Saturday, August 3, 2013
FRIDAY THE 13TH: A NEW BEGINNING (1985)
FRYEAN MYTHOS: *drama*
CAMPBELLIAN FUNCTIONS: *psychological*
SPOILERS SPOILERS SPOILERS
Because FINAL CHAPTER made a lot of money, the franchise's producers naturally okayed a new entry in the saga of Jason, slice-happy stalker. As noted in the previous review, the script left a loophole open, so that the signature hockey-mask might be worn by a new psycho-killer. However, though the script does bring back the character of Tommy Jarvis, it does allow for a certain amount of mystery as to whether Tommy has taken up the Jason role.
The scenario advances four years after the events of Part Four. Tommy Jarvis is now a young teen, but his trauma has caused him to be transferred to various institutions over the years. The fate of his sister and mother is not explained in either film, though an alternate ending reveals that the mother was one of Jason's (unseen) victims. As he checks in with his new place of residence, a halfway house for the mentally disturbed near a woodsy area, Tommy has hallucinations that Jason has come back to life and is stalking him. This seems to be the first Jason film to gravitate away from the Crystal Lake area, though it keeps the woodland setting that works so well for Jason's "hunter" persona.
A brutal murder takes place when one of the disturbed patients takes an axe to another. There's no mystery about this slaying, but it opens the genie's bottle, and soon more patients are being murdered by a ruthless, hockey-masked killer. Is it Jason, returned from the dead? Or has traumatized Tommy assumed the role, as the end of Part Four suggested he would?

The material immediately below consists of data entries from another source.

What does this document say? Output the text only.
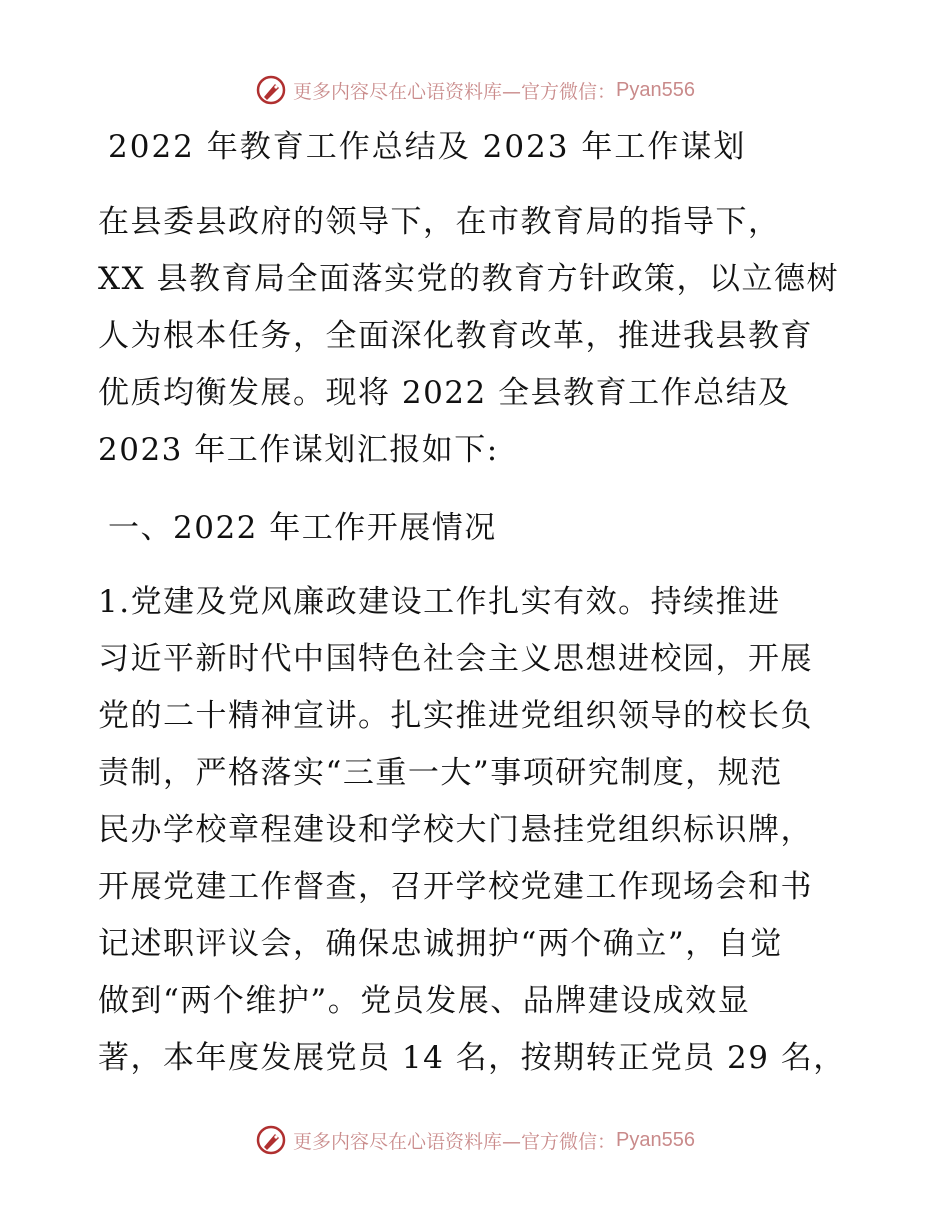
更多内容尽在心语资料库—官方微信： Pyan556
2022 年教育工作总结及 2023 年工作谋划

在县委县政府的领导下，在市教育局的指导下，
XX 县教育局全面落实党的教育方针政策，以立德树
人为根本任务，全面深化教育改革，推进我县教育
优质均衡发展。现将 2022 全县教育工作总结及
2023 年工作谋划汇报如下:

一、2022 年工作开展情况

1.党建及党风廉政建设工作扎实有效。持续推进
习近平新时代中国特色社会主义思想进校园，开展
党的二十精神宣讲。扎实推进党组织领导的校长负
责制，严格落实“三重一大”事项研究制度，规范
民办学校章程建设和学校大门悬挂党组织标识牌，
开展党建工作督查，召开学校党建工作现场会和书
记述职评议会，确保忠诚拥护“两个确立”，自觉
做到“两个维护”。党员发展、品牌建设成效显
著，本年度发展党员 14 名，按期转正党员 29 名，

更多内容尽在心语资料库—官方微信： Pyan556
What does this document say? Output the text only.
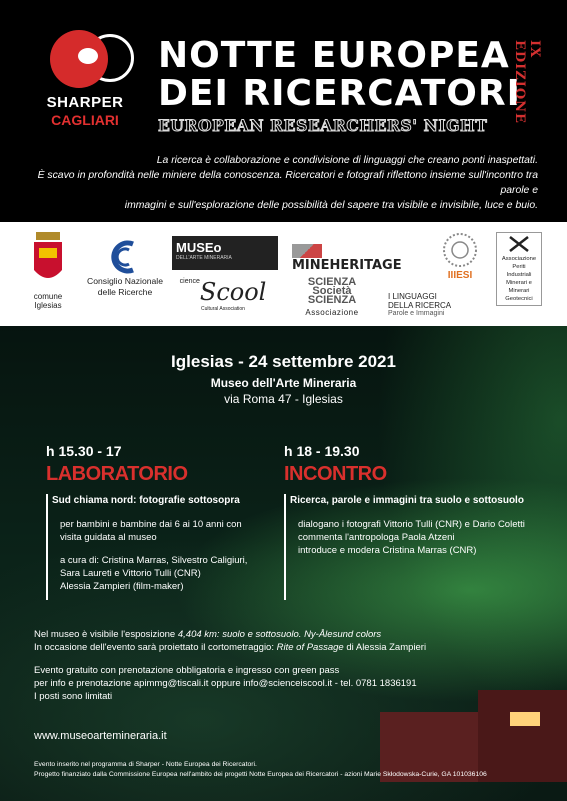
SHARPER
CAGLIARI
NOTTE EUROPEA
DEI RICERCATORI
EUROPEAN RESEARCHERS' NIGHT
IX EDIZIONE
La ricerca è collaborazione e condivisione di linguaggi che creano ponti inaspettati.
È scavo in profondità nelle miniere della conoscenza. Ricercatori e fotografi riflettono insieme sull'incontro tra parole e
immagini e sull'esplorazione delle possibilità del sapere tra visibile e invisibile, luce e buio.
comune
Iglesias
Consiglio Nazionale
delle Ricerche
MUSEo
DELL'ARTE MINERARIA
$^{cience}$Scool
Cultural Association
MINEHERITAGE
SCIENZA
Società
SCIENZA
Associazione
IIIESI
I LINGUAGGI
DELLA RICERCA
Parole e Immagini
Associazione
Periti
Industriali
Minerari e
Minerari
Geotecnici
Iglesias - 24 settembre 2021
Museo dell'Arte Mineraria
via Roma 47 - Iglesias
h 15.30 - 17
LABORATORIO
Sud chiama nord: fotografie sottosopra
per bambini e bambine dai 6 ai 10 anni con
visita guidata al museo
a cura di: Cristina Marras, Silvestro Caligiuri,
Sara Laureti e Vittorio Tulli (CNR)
Alessia Zampieri (film-maker)
h 18 - 19.30
INCONTRO
Ricerca, parole e immagini tra suolo e sottosuolo
dialogano i fotografi Vittorio Tulli (CNR) e Dario Coletti
commenta l'antropologa Paola Atzeni
introduce e modera Cristina Marras (CNR)
Nel museo è visibile l'esposizione 4,404 km: suolo e sottosuolo. Ny-Ålesund colors
In occasione dell'evento sarà proiettato il cortometraggio: Rite of Passage di Alessia Zampieri
Evento gratuito con prenotazione obbligatoria e ingresso con green pass
per info e prenotazione apimmg@tiscali.it oppure info@scienceiscool.it - tel. 0781 1836191
I posti sono limitati
www.museoartemineraria.it
Evento inserito nel programma di Sharper - Notte Europea dei Ricercatori.
Progetto finanziato dalla Commissione Europea nell'ambito dei progetti Notte Europea dei Ricercatori - azioni Marie Skłodowska-Curie, GA 101036106
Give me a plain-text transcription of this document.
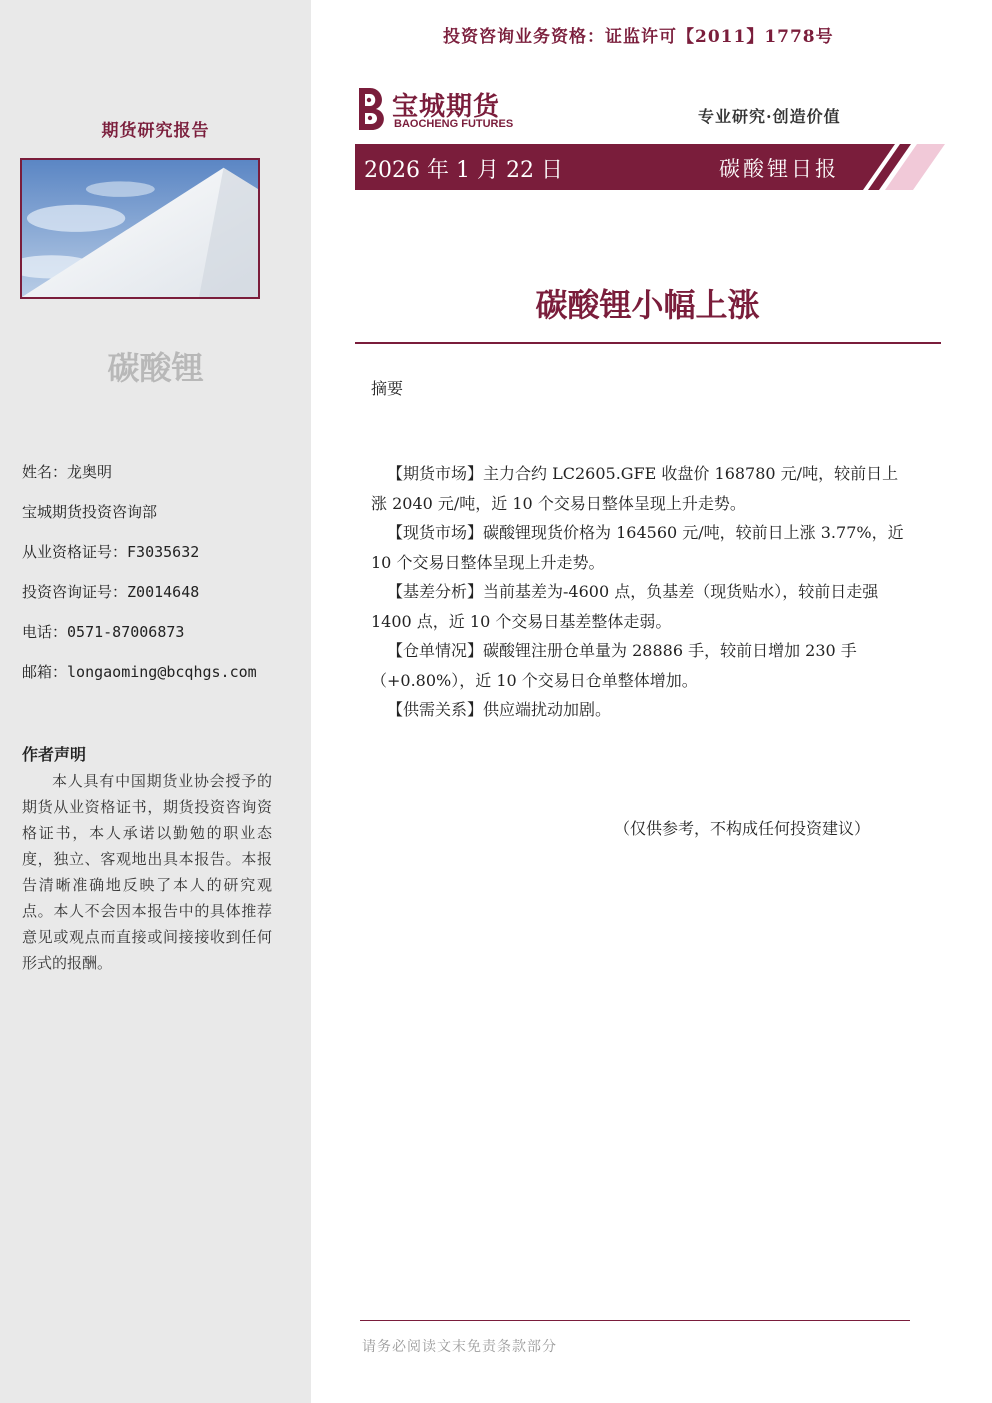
期货研究报告
碳酸锂
姓名：龙奥明
宝城期货投资咨询部
从业资格证号：F3035632
投资咨询证号：Z0014648
电话：0571-87006873
邮箱：longaoming@bcqhgs.com
作者声明
本人具有中国期货业协会授予的期货从业资格证书，期货投资咨询资格证书，本人承诺以勤勉的职业态度，独立、客观地出具本报告。本报告清晰准确地反映了本人的研究观点。本人不会因本报告中的具体推荐意见或观点而直接或间接接收到任何形式的报酬。
投资咨询业务资格：证监许可【2011】1778号
宝城期货
BAOCHENG FUTURES	专业研究·创造价值
2026 年 1 月 22 日	碳酸锂日报
碳酸锂小幅上涨
摘要
【期货市场】主力合约 LC2605.GFE 收盘价 168780 元/吨，较前日上涨 2040 元/吨，近 10 个交易日整体呈现上升走势。
【现货市场】碳酸锂现货价格为 164560 元/吨，较前日上涨 3.77%，近 10 个交易日整体呈现上升走势。
【基差分析】当前基差为-4600 点，负基差（现货贴水），较前日走强 1400 点，近 10 个交易日基差整体走弱。
【仓单情况】碳酸锂注册仓单量为 28886 手，较前日增加 230 手（+0.80%），近 10 个交易日仓单整体增加。
【供需关系】供应端扰动加剧。
（仅供参考，不构成任何投资建议）
请务必阅读文末免责条款部分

Without going into detail, it's neither. The killings are serviceable and the mental patients-- some of whom are as randy as the standard "teen-kill" victims-- make an interesting change of pace. However, the director claims that his bosses told him to constantly goose the screenplay with either actual murders or "false starts." This has the effect of making BEGINNING seem like a hyperactive child, and so gives the audience less time than ever before to empathize with any of the characters. I suspect that since FINAL CHAPTER had made money, someone in the head office was leery of making money with the red-herring-killer approach, and misread the appeal of the FRIDAY series as being about nothing but constant shocks and scares.
The script does work in a "final girl" of sorts-- a minor "keeper" at the halfway house-- but she doesn't emerge as a distinct character. Even more than in FINAL, Tommy is the central protagonist (once the audience learns that he's not the new Jason), and he's almost entirely responsible for the defeat of Phony Jason. However, he's further traumatized once again, and the film once more puts teen Tommy in the position of being the new Hockey-Mask Murderer, though he's not seen to definitively kill anyone, except in a dream-sequence. Slight though the ambivalence was, it proved foresighted, for the relative failure of BEGINNING proved that Jason was a character whose mythic origins had become important to fans, and not just an empty mask into which one could stick any old psycho.